Now we're ready to kick off a multi-generation quest for the string we already wrote down up top.

```iterateUntil :: Monad m => (a -> Bool) -> (a -> m a) -> a -> m a
iterateUntil stop f = go
where go x | stop x = return x
| otherwise = f x >>= go

maxGenerations :: Int
maxGenerations = 16384

main = evalRandIO (randomPop defaultPop >>= iterateUntil done step . (, 0))
>>= result
where step (p,gen) = (,) <\$> evolve p <*> pure (gen+1)
done ((_, g:_), generation) =
generation == maxGenerations || fitness g == 0
result ((_, g:_), generation)
| generation == maxGenerations =
putStrLn "Maximum generations reached without success."
| fitness g == 0 = printf "Reached target (%d): %s\n" generation g
| otherwise = putStrLn "Evolution is hard. Let's go shopping."
```

In keeping with the spirit of the original programs, we include tests to exercise some of the component functionality we've put together.
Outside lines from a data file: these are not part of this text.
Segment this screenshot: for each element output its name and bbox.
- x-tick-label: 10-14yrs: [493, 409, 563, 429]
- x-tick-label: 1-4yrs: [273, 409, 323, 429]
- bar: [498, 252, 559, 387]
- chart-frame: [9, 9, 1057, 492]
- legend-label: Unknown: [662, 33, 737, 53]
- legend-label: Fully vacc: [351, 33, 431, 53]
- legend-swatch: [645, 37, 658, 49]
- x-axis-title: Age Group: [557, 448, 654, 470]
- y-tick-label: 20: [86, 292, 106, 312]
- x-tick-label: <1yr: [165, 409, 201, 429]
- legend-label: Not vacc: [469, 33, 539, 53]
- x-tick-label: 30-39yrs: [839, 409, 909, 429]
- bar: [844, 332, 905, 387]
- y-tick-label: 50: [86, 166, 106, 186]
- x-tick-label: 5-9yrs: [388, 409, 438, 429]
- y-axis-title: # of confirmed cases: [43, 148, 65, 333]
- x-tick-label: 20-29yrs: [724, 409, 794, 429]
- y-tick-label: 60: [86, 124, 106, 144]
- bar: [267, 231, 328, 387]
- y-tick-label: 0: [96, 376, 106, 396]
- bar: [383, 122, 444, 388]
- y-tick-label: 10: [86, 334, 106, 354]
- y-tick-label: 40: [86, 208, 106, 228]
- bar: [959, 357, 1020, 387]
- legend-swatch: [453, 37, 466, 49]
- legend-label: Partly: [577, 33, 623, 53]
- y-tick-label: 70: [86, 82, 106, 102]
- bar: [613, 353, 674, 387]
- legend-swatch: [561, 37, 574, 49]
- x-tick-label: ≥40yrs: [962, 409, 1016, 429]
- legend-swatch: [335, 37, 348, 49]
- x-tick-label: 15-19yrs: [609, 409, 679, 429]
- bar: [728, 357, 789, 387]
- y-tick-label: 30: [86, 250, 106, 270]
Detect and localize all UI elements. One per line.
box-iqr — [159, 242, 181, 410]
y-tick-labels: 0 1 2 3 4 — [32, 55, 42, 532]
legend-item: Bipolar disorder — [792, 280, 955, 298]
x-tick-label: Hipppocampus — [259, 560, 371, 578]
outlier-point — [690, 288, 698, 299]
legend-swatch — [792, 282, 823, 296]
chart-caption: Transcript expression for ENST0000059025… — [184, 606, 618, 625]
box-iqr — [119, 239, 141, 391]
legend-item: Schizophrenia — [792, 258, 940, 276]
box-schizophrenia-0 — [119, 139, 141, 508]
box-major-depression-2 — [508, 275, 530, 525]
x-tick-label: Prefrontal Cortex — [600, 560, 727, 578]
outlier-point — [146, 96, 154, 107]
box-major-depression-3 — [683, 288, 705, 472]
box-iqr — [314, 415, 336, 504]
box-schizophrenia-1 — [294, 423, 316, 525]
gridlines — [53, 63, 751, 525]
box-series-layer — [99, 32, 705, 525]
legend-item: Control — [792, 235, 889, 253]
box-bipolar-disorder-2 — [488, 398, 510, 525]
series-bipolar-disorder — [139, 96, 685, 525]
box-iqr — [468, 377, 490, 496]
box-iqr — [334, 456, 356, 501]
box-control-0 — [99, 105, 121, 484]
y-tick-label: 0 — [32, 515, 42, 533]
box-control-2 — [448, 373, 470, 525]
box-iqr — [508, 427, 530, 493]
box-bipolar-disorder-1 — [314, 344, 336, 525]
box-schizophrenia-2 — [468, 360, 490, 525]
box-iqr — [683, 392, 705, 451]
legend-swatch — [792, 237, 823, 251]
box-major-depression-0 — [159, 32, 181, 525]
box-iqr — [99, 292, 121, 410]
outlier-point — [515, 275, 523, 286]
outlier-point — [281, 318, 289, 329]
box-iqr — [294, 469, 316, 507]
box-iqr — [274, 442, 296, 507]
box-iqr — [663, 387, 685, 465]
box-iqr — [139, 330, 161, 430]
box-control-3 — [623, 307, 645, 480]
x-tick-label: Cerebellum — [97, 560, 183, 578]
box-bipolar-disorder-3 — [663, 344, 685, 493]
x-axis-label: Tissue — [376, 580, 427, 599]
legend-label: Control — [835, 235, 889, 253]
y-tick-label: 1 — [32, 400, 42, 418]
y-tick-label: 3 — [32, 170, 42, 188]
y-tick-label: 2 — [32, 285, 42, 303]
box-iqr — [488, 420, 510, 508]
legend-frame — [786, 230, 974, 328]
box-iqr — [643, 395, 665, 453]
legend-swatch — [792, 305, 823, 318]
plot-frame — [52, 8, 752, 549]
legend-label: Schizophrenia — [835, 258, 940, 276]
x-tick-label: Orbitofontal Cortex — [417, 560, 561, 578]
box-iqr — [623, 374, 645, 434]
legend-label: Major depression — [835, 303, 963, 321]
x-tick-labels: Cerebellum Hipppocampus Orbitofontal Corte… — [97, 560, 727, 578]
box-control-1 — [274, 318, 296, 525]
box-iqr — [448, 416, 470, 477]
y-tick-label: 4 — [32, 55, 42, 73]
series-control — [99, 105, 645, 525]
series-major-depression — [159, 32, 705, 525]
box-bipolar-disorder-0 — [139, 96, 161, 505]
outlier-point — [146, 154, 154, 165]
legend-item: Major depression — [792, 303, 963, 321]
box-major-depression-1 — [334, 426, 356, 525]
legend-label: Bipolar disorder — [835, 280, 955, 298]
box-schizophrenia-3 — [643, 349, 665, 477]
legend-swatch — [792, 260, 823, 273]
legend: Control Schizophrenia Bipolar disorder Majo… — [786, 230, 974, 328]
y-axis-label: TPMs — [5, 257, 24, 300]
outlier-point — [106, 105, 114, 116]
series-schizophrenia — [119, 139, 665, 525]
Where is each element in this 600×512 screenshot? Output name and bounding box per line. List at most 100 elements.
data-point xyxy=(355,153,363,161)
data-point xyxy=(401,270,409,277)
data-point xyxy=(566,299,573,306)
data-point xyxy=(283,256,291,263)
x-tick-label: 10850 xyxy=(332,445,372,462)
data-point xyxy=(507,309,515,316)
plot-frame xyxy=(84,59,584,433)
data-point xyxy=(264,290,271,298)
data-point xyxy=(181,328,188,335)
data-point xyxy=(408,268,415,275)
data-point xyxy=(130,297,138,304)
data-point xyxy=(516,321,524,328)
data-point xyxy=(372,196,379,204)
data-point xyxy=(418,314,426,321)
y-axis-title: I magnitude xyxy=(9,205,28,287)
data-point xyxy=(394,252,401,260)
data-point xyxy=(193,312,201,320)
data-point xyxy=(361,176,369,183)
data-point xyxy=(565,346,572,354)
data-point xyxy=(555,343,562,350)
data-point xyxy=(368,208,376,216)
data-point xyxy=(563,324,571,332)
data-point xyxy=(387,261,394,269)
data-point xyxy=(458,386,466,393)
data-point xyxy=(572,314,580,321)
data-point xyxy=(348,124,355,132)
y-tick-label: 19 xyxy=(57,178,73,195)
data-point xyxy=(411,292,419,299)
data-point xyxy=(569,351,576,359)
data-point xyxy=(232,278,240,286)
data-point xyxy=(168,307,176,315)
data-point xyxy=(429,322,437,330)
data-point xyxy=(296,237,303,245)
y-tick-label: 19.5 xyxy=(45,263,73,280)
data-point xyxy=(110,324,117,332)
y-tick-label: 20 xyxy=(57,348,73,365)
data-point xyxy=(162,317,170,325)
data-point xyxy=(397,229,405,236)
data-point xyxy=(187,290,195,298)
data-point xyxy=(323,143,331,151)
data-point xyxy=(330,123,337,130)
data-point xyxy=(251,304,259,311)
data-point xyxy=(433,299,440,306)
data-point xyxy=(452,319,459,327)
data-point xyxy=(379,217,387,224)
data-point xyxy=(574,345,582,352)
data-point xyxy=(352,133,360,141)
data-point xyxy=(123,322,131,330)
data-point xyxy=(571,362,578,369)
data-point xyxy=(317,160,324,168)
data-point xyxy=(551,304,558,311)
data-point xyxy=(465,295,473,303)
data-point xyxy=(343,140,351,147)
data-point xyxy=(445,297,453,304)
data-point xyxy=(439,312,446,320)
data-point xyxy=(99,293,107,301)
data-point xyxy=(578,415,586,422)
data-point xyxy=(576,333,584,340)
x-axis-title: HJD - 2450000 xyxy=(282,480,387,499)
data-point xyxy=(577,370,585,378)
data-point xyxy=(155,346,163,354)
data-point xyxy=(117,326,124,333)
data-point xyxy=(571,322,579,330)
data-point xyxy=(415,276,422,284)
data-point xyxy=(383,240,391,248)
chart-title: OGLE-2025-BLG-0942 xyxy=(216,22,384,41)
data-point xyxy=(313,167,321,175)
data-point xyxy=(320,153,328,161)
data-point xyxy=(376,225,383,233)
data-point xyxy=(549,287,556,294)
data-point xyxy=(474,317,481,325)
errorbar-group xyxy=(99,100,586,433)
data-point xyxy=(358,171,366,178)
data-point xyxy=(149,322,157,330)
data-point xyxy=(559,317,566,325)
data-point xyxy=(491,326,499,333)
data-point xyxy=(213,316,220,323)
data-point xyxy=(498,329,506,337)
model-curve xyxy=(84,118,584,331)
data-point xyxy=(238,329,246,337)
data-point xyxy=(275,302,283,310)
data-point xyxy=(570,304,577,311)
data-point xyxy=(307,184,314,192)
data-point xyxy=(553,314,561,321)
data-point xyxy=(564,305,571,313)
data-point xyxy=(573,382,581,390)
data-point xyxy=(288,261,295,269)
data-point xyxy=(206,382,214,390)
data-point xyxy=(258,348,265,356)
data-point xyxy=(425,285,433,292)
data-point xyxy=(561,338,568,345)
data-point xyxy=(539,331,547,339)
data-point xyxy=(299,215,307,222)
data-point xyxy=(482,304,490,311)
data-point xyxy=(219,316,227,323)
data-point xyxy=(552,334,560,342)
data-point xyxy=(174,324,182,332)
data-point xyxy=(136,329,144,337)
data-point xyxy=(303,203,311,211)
```testGen = run (evalRandIO randomGene) >>= assert . check
where check g = and \$ map (\$ g) [ (>= 0) . fitness
, (== 13) . length
, all (between 32 122 . fromEnum) ]
between l r x = l <= x && x <= r

testMut = run (evalRandIO \$ randomGene >>= pairWithMutant) >>= assert . check
where pairWithMutant = liftA2 (,) <\$> pure <*> mutate
check (g,m) = length g == length m && length (nub g \ nub m) <= 1

testMate = run (evalRandIO \$ twoM randomGene >>= pairWithChild) >>=
assert . check
where pairWithChild (mom,dad) = (mom,dad,) <\$> mate mom dad
check (m,d,c) = length c == 13 &&
(and . map (\(_,y,z) -> y == z) .
dropWhile (\(x,y,_) -> x == y) \$ zip3 m c d)

unitTests = test [ "fitness1" ~: 0 ~=? fitness "Hello, world!"
, "fitness2" ~: 399 ~=? fitness "H5p&J;!l<X\7l"
, "fitness3" ~: 297 ~=? fitness "Vc;fx#QRP8V\\$"
, "fitness4" ~: 415 ~=? fitness "t\O`E_Jx\$n=NF" ]

runTests = do mapM_ (quickCheck . monadicIO) [testGen, testMut, testMate]
runTestTT unitTests
```

You can compile this post with GHC, or just run it in GHCi to poke around and ensure that the tests all pass.